Apr 20, 2023
Deer breeders and finishers are meeting in the middle in their weaner negotiations, with breeders coming off the back of two hard years now connecting with a softer finishing market.
Generally, weaner prices were falling in the $4.50-$5.20/kg band suggested by independent farm consultant Wayne Allan, confirmed PGG Wrightson deer livestock specialist Ron Schroeder. This would be for mainly hybrid stock, with reds achieving lower prices, he said.
However, he had noted this year had started “unusually” with “much higher” prices in the North Island, than the South.
"The breeder wears that uncertainty”
Currently negotiating sales of weaners to several finishers is Canterbury deer breeder High Peak, which runs 1,800 hinds, 800 velvetting stags and around 540 replacement weaners.
The prices he’s discussing are “firmly in the middle” of the $4.50-5.20/kg band, says High Peak’s operations manager Hamish Guild. But, he was “not particularly happy” with that. Ideally, he would like to see $5.50-6.00/kg, with costs adjusted for the stock classes, yielding farmgate prices for finishers of $11-12/kg further down the value chain.
For the first time for many years, because “there is less finishing power out there” than expected, High Peak had decided not to hold its mid-April auction this year at which it historically sells around 1,000 weaners. All had sold independently through PGG Wrightson, however.
Deer breeders have had a “tough couple of years”, he says, and at current prices, are not making enough.
“If the trend continues, we’re probably going to have to make some decisions about our breeding system.”
Competing land-use options available for farmers and uncertainty about farmgate prices had all played a part in undermining deer finishers’ confidence on the South Island, he believes.

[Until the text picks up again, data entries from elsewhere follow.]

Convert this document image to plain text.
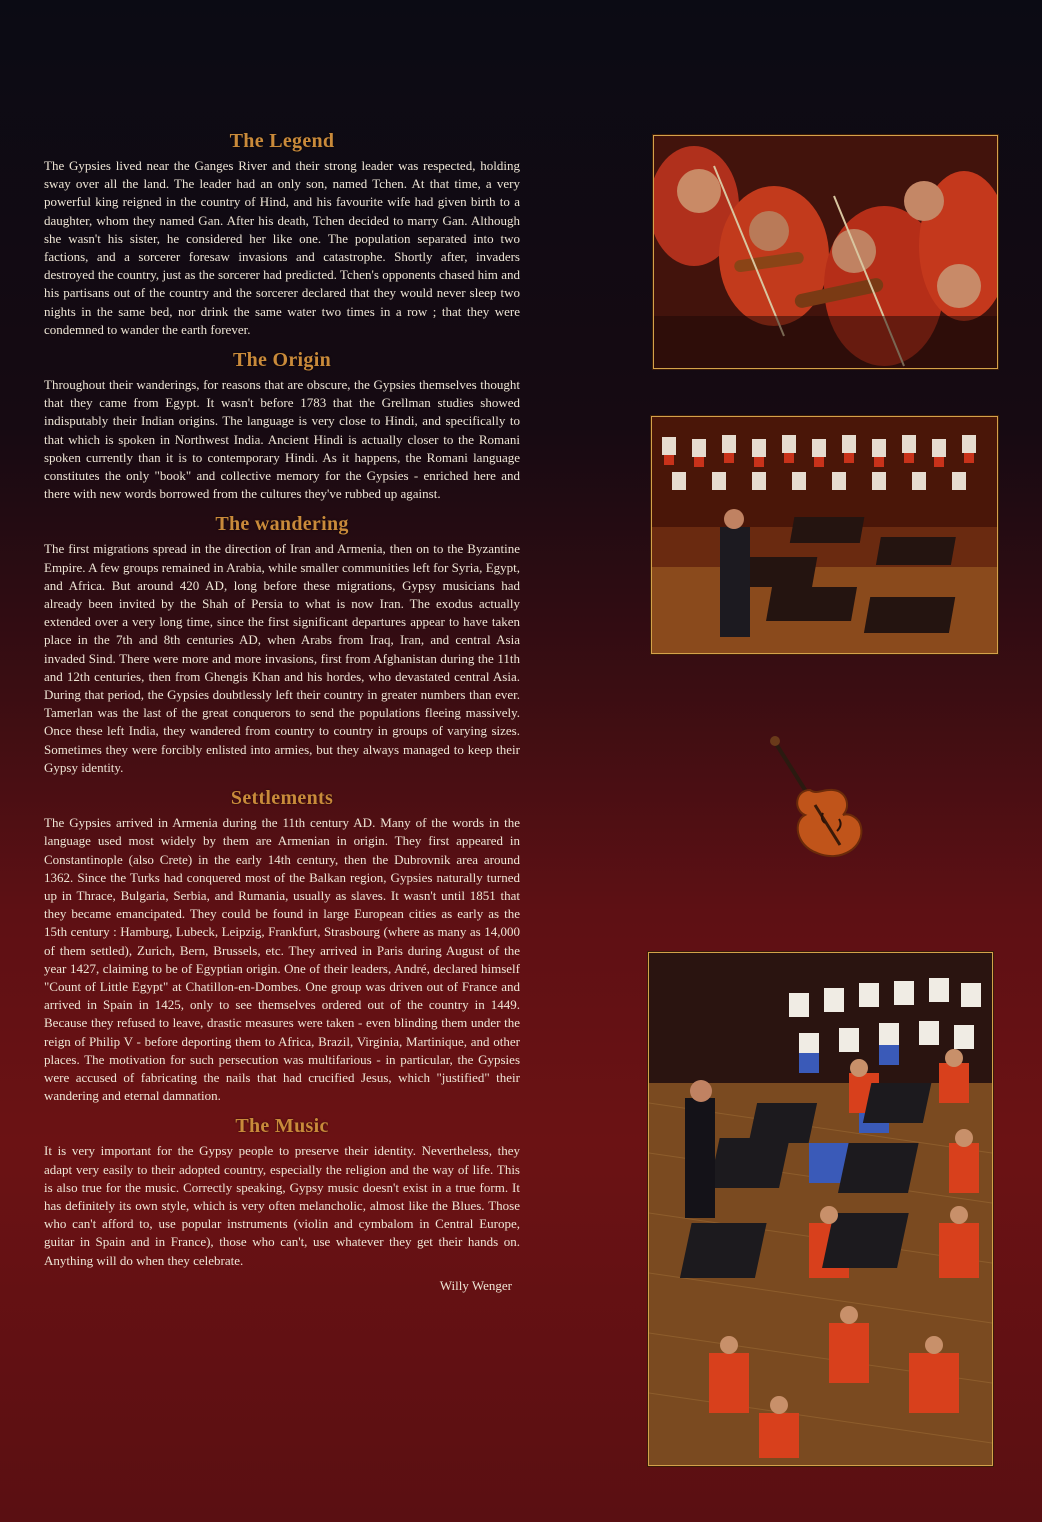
The Legend

The Gypsies lived near the Ganges River and their strong leader was respected, holding sway over all the land. The leader had an only son, named Tchen. At that time, a very powerful king reigned in the country of Hind, and his favourite wife had given birth to a daughter, whom they named Gan. After his death, Tchen decided to marry Gan. Although she wasn't his sister, he considered her like one. The population separated into two factions, and a sorcerer foresaw invasions and catastrophe. Shortly after, invaders destroyed the country, just as the sorcerer had predicted. Tchen's opponents chased him and his partisans out of the country and the sorcerer declared that they would never sleep two nights in the same bed, nor drink the same water two times in a row ; that they were condemned to wander the earth forever.

The Origin

Throughout their wanderings, for reasons that are obscure, the Gypsies themselves thought that they came from Egypt. It wasn't before 1783 that the Grellman studies showed indisputably their Indian origins. The language is very close to Hindi, and specifically to that which is spoken in Northwest India. Ancient Hindi is actually closer to the Romani spoken currently than it is to contemporary Hindi. As it happens, the Romani language constitutes the only "book" and collective memory for the Gypsies - enriched here and there with new words borrowed from the cultures they've rubbed up against.

The wandering

The first migrations spread in the direction of Iran and Armenia, then on to the Byzantine Empire. A few groups remained in Arabia, while smaller communities left for Syria, Egypt, and Africa. But around 420 AD, long before these migrations, Gypsy musicians had already been invited by the Shah of Persia to what is now Iran. The exodus actually extended over a very long time, since the first significant departures appear to have taken place in the 7th and 8th centuries AD, when Arabs from Iraq, Iran, and central Asia invaded Sind. There were more and more invasions, first from Afghanistan during the 11th and 12th centuries, then from Ghengis Khan and his hordes, who devastated central Asia. During that period, the Gypsies doubtlessly left their country in greater numbers than ever. Tamerlan was the last of the great conquerors to send the populations fleeing massively. Once these left India, they wandered from country to country in groups of varying sizes. Sometimes they were forcibly enlisted into armies, but they always managed to keep their Gypsy identity.

Settlements

The Gypsies arrived in Armenia during the 11th century AD. Many of the words in the language used most widely by them are Armenian in origin. They first appeared in Constantinople (also Crete) in the early 14th century, then the Dubrovnik area around 1362. Since the Turks had conquered most of the Balkan region, Gypsies naturally turned up in Thrace, Bulgaria, Serbia, and Rumania, usually as slaves. It wasn't until 1851 that they became emancipated. They could be found in large European cities as early as the 15th century : Hamburg, Lubeck, Leipzig, Frankfurt, Strasbourg (where as many as 14,000 of them settled), Zurich, Bern, Brussels, etc. They arrived in Paris during August of the year 1427, claiming to be of Egyptian origin. One of their leaders, André, declared himself "Count of Little Egypt" at Chatillon-en-Dombes. One group was driven out of France and arrived in Spain in 1425, only to see themselves ordered out of the country in 1449. Because they refused to leave, drastic measures were taken - even blinding them under the reign of Philip V - before deporting them to Africa, Brazil, Virginia, Martinique, and other places. The motivation for such persecution was multifarious - in particular, the Gypsies were accused of fabricating the nails that had crucified Jesus, which "justified" their wandering and eternal damnation.

The Music

It is very important for the Gypsy people to preserve their identity. Nevertheless, they adapt very easily to their adopted country, especially the religion and the way of life. This is also true for the music. Correctly speaking, Gypsy music doesn't exist in a true form. It has definitely its own style, which is very often melancholic, almost like the Blues. Those who can't afford to, use popular instruments (violin and cymbalom in Central Europe, guitar in Spain and in France), those who can't, use whatever they get their hands on. Anything will do when they celebrate.

Willy Wenger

“The breeder wears that uncertainty.”
No weaner auction in North Island
Manawatū deer farmer Michael Humphrey noted with no North Island physical auctions happening this year to set the price, it’s all started off directly, or through deer livestock agents and “there seems to be a bit of a Mexican standoff,” he says.
At the time of writing, he was expecting his first consignment of mixed sex (M/S) weaners for finishing. After talking to a couple of agents, he understood prices he could expect to pay would be “roughly the same as last year, maybe a little bit more”.
At that time, the agents had referenced only two lines being sold around him: one, straight from their mothers and averaging 48 kgs at $4.20/kg; and the other “quite big deer” from a deer stud of venison genetics, “but they are still settling on a price,” he says.
Humphrey is happy with the price he’s agreed of $4.50/kg for the weaned, vaccinated, velvet genetics stock that had been “yarded multiple times and well adjusted”. They will go on to his Greenhill farm, near Feilding, which has just had “the best grass growing summer ever”, to be fattened for this coming year’s markets.
His contacts tell him on the South Island, “they are flat out selling M/S weaners for $4.80/kg and $5.50/kg max for stags.”
Humphrey expects to get the most potential out of his stock, now he is able to sell them at optimal points during the year. This is because of the sector’s market diversification to the US and China, rather than all crunched into the mid-October peak dictated by Europe.
He’d be very happy with the margin of $250 per head suggested by Wayne Allan’ analysis in the current conditions.
“$350 per head would be unrealistic. The breeder’s got to make money as well, otherwise you don’t have an industry,” he commented.
“We have been really lucky this year that the schedule has held so high at near $9.00 per kg,” notes Ron Schroeder.
“If that trend continues through to next year, we could be looking at weaners next season fetching well in excess of this year.”